There are hard choices to be made politically for sure and neither party seems to be willing to make them, and neither are we.

Jan 02, 2013 11:06am EST  --  Report as abuse
0okm9ijn wrote:

I will argue that the central problem lies with Speaker Boehner, who has chosen to lead with the minority in his conference. When the minority in a conference calls the short at every junction–that cannot be a rational way to govern. Boehner needs to find a way to exercise control over his conference, and lead by consensus; that’s what Americans demand and that’s what they deserve.

Jan 02, 2013 12:06pm EST  --  Report as abuse
cgrscott wrote:

Two years of the Democrats controlling the House, with a Democrat in the White House and Democrats controlling the Senate, is what caused an unsustainable Deficit Monster that will cause the dollar to collapse in just a few years. If our Federal Government only wants to borrow more, spend more, tax more, and regulate more then gridlock is a good thing.

Jan 02, 2013 1:22pm EST  --  Report as abuse
kakilicli wrote:

Two words: “term limits”. Seems to work ok for the presidency; we should do the same for congress.

Jan 02, 2013 2:36pm EST  --  Report as abuse
ofilha wrote:

the problem is with the American voter. They allow some right wing blowhards to run the show only to prove a meaningless point and then they wonder why we are in this mess. We made it ourselves by electing people who are worthless, like Issa from California, or some other tea party douchebag who is a racist, a homophobic, and has nothing concrete to offer except more guns and a promise to take us back to the wild west.

Jan 02, 2013 2:50pm EST  --  Report as abuse
ofilha wrote:

hey cgrscott, nice manipulating of the facts to suite your fancy. The democrats controlled the house and it is their fault.

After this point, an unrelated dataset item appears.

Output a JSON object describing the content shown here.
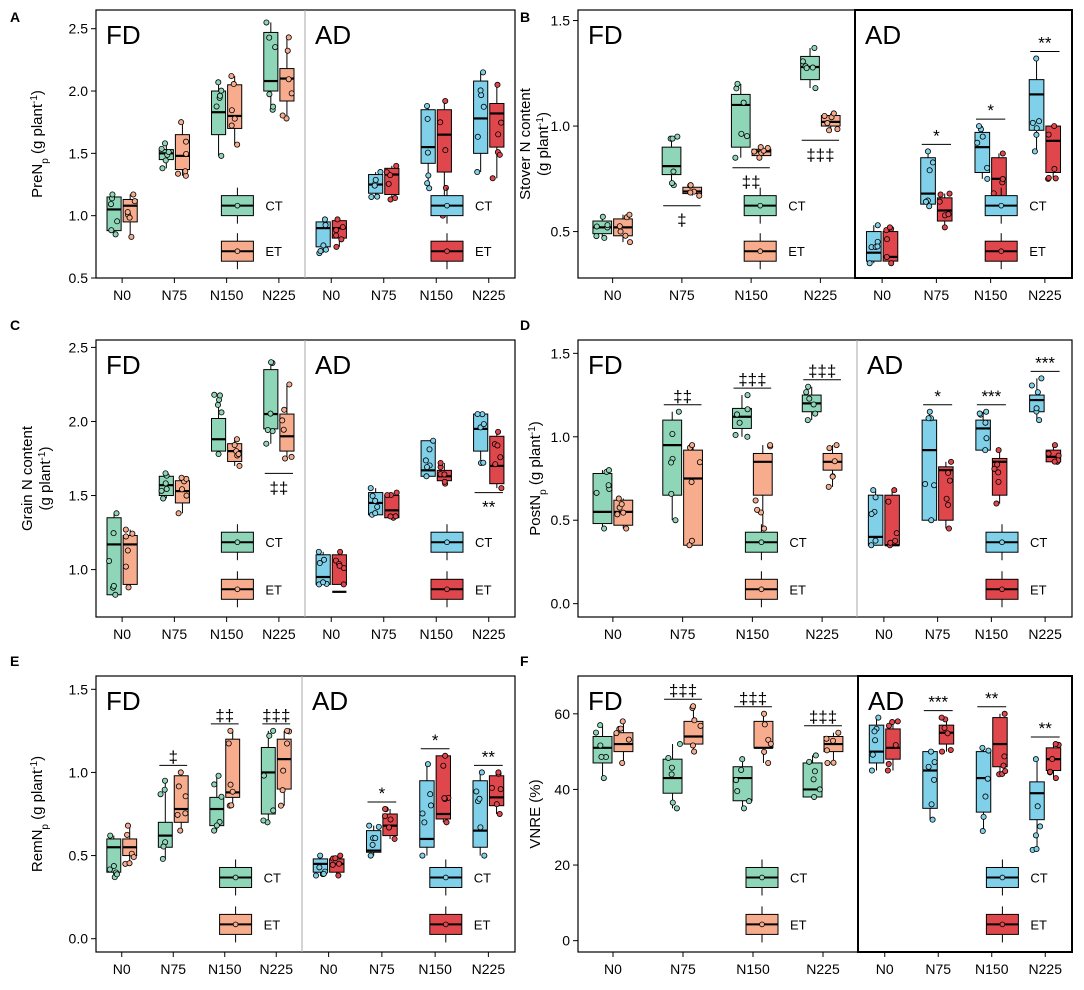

Your statement is laughable because your side of the argument kept whining about Obama using the last recession as an excuse, but now you conveniently forget that the house has been under the control of the republicans for the last two years and for anyone who is open minded can see that it has been the republicans that have been the main roadblock to any progress.

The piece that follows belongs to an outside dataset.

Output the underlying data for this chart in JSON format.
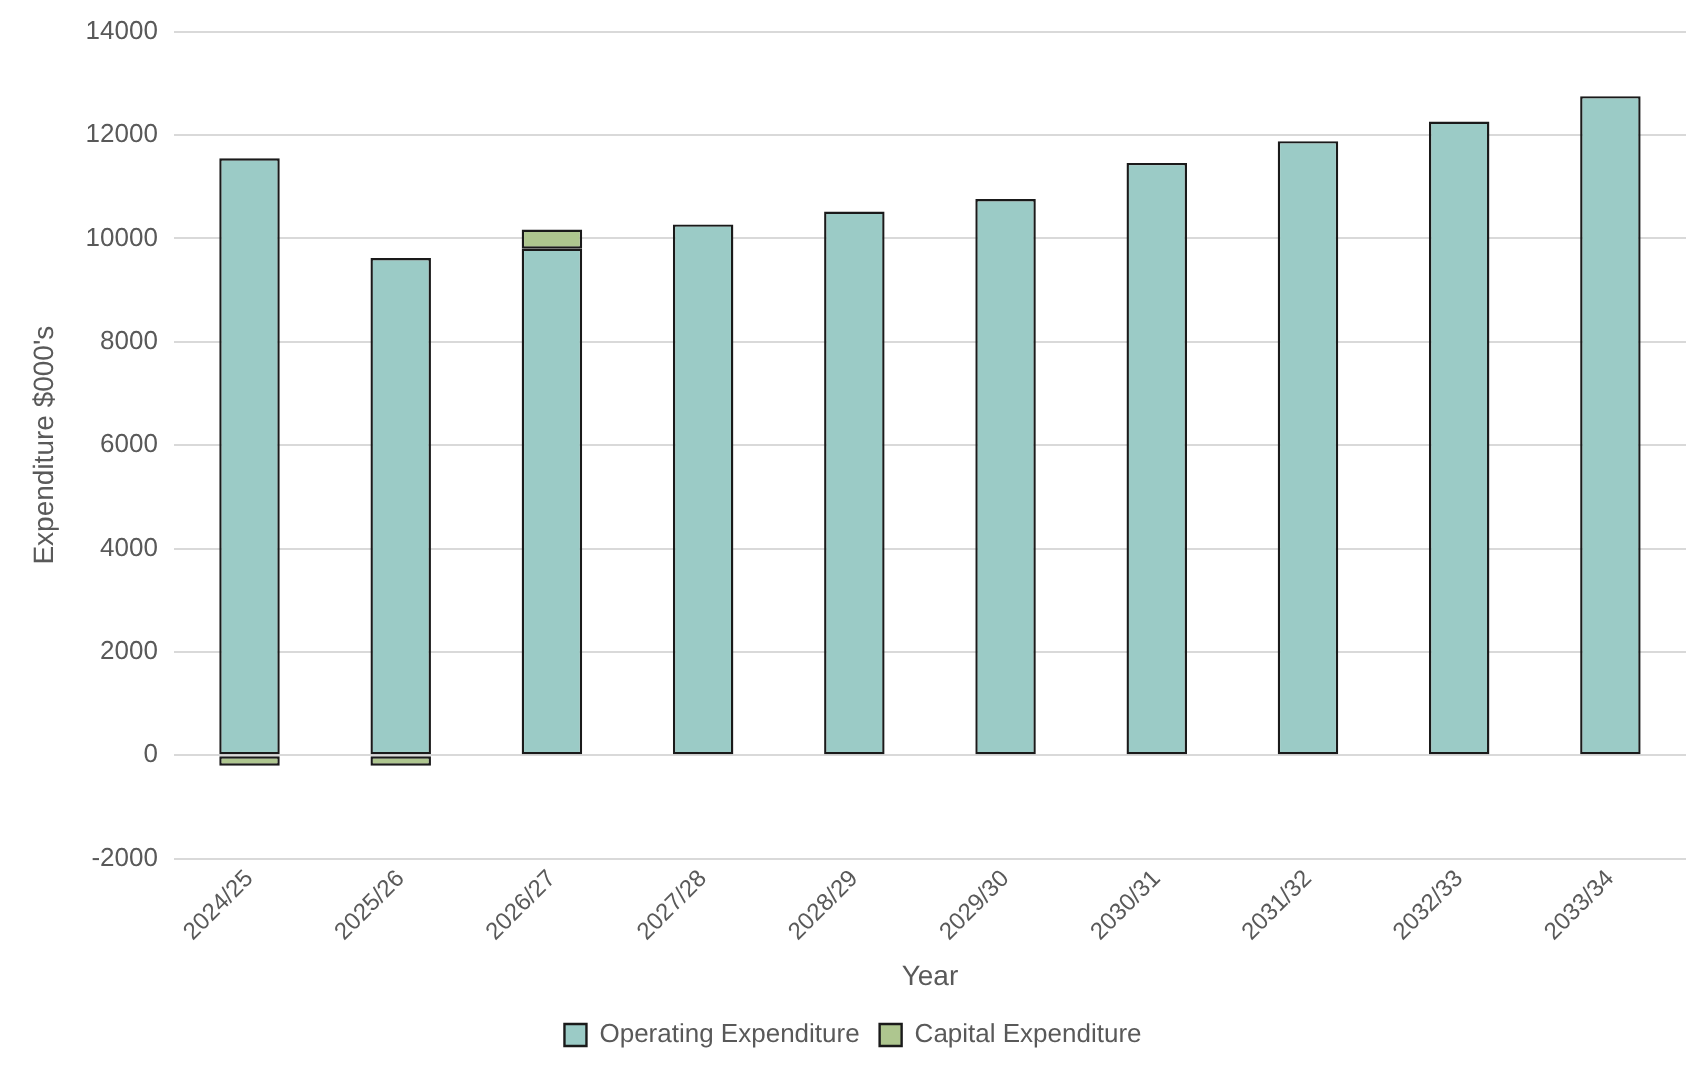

Jan 02, 2013 2:54pm EST  --  Report as abuse
actnow wrote:

With our current trajectory of $25 trillion in debt only a few years away, there must be a mechanism to avert this disaster. As painful as it may be, it will not be as painful as transforming into Greece.

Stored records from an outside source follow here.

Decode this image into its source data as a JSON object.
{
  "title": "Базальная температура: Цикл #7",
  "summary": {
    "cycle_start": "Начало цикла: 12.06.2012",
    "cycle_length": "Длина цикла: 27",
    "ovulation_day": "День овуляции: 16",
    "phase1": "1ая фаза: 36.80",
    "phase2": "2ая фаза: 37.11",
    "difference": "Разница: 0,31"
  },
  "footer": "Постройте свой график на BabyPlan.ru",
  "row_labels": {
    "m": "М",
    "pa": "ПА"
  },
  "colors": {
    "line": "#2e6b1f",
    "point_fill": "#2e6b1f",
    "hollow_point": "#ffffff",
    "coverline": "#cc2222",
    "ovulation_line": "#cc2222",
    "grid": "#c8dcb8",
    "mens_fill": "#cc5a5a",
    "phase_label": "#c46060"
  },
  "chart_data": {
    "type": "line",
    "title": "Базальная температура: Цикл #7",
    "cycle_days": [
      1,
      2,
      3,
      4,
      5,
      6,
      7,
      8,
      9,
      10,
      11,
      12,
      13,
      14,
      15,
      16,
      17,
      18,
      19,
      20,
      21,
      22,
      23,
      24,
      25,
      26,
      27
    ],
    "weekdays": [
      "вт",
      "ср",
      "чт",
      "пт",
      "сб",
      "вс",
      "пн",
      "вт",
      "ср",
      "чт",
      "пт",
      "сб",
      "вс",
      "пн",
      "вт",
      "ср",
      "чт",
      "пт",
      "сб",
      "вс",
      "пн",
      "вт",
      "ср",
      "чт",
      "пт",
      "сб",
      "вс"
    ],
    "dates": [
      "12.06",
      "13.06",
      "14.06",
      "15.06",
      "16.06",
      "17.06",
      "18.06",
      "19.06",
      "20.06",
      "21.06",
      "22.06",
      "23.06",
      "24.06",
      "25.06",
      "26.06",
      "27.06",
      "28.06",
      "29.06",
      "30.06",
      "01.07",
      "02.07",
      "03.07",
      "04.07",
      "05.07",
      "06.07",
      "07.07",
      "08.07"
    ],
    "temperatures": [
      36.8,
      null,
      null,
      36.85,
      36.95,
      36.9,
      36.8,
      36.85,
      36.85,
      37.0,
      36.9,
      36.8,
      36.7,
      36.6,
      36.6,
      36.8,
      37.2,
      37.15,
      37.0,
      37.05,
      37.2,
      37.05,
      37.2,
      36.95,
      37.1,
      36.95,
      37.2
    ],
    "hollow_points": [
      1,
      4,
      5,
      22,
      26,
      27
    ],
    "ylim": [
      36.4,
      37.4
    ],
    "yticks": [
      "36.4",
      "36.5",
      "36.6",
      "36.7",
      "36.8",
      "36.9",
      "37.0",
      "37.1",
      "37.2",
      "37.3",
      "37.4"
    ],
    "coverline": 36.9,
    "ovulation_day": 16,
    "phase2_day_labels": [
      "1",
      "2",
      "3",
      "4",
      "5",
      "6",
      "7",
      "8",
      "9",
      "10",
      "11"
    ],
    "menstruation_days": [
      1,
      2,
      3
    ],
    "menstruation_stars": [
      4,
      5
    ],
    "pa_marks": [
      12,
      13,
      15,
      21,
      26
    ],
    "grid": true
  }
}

Jan 02, 2013 2:56pm EST  --  Report as abuse
JL4 wrote:

If the Tea Party didn’t lose the round in the last debt ceiling debacle, they didn’t win either, but they lose a little or a lot in each fight they take on.

I predict they won’t be as intractable as they threaten to be in the coming days. This is a prime time for Democrats to run in 2014 elections. They can be centrist Dems or conservative Independents and take many seats. We can only hope….

This Congress is going down in history as the most ridiculous display of immaturity and stupidity the US has seen to date.

Jan 02, 2013 3:06pm EST  --  Report as abuse
todnwth wrote:

We have the most dysfunctional congress ever! They act like 4 and 5 year old children arguing over a toy or piece of candy.
They have grown up bodies, but still have children’s minds and act just like the children who have been given everything they have ever cried for!!!

Jan 02, 2013 3:59pm EST  --  Report as abuse
nkirv wrote:

Easy: cut defense spending. The U.S. spends more on the military than almost the whole rest of the world combined. Military contractors are bloated with our tax money, profiteering without accountability. Why can the Navy build TWO space telescopes and then decide they don’t need them, when NASA can barely scrape together the funding for one??

The military is the most wasteful branch of our government with the least benefit. We spend 24% of our taxes on the military (and don’t count the hidden costs for health care for veterans), and only 22% on health care, and a piddly 4% on education. 22% goes to pensions. Military spending provides no economic return back to us.

Jan 02, 2013 4:06pm EST  --  Report as abuse
Romas wrote:

No matter how you look at it or argue it the one thing that is clear is that Bush never should have made those tax cuts but paid down the debt. No one would have felt it since they were paying it.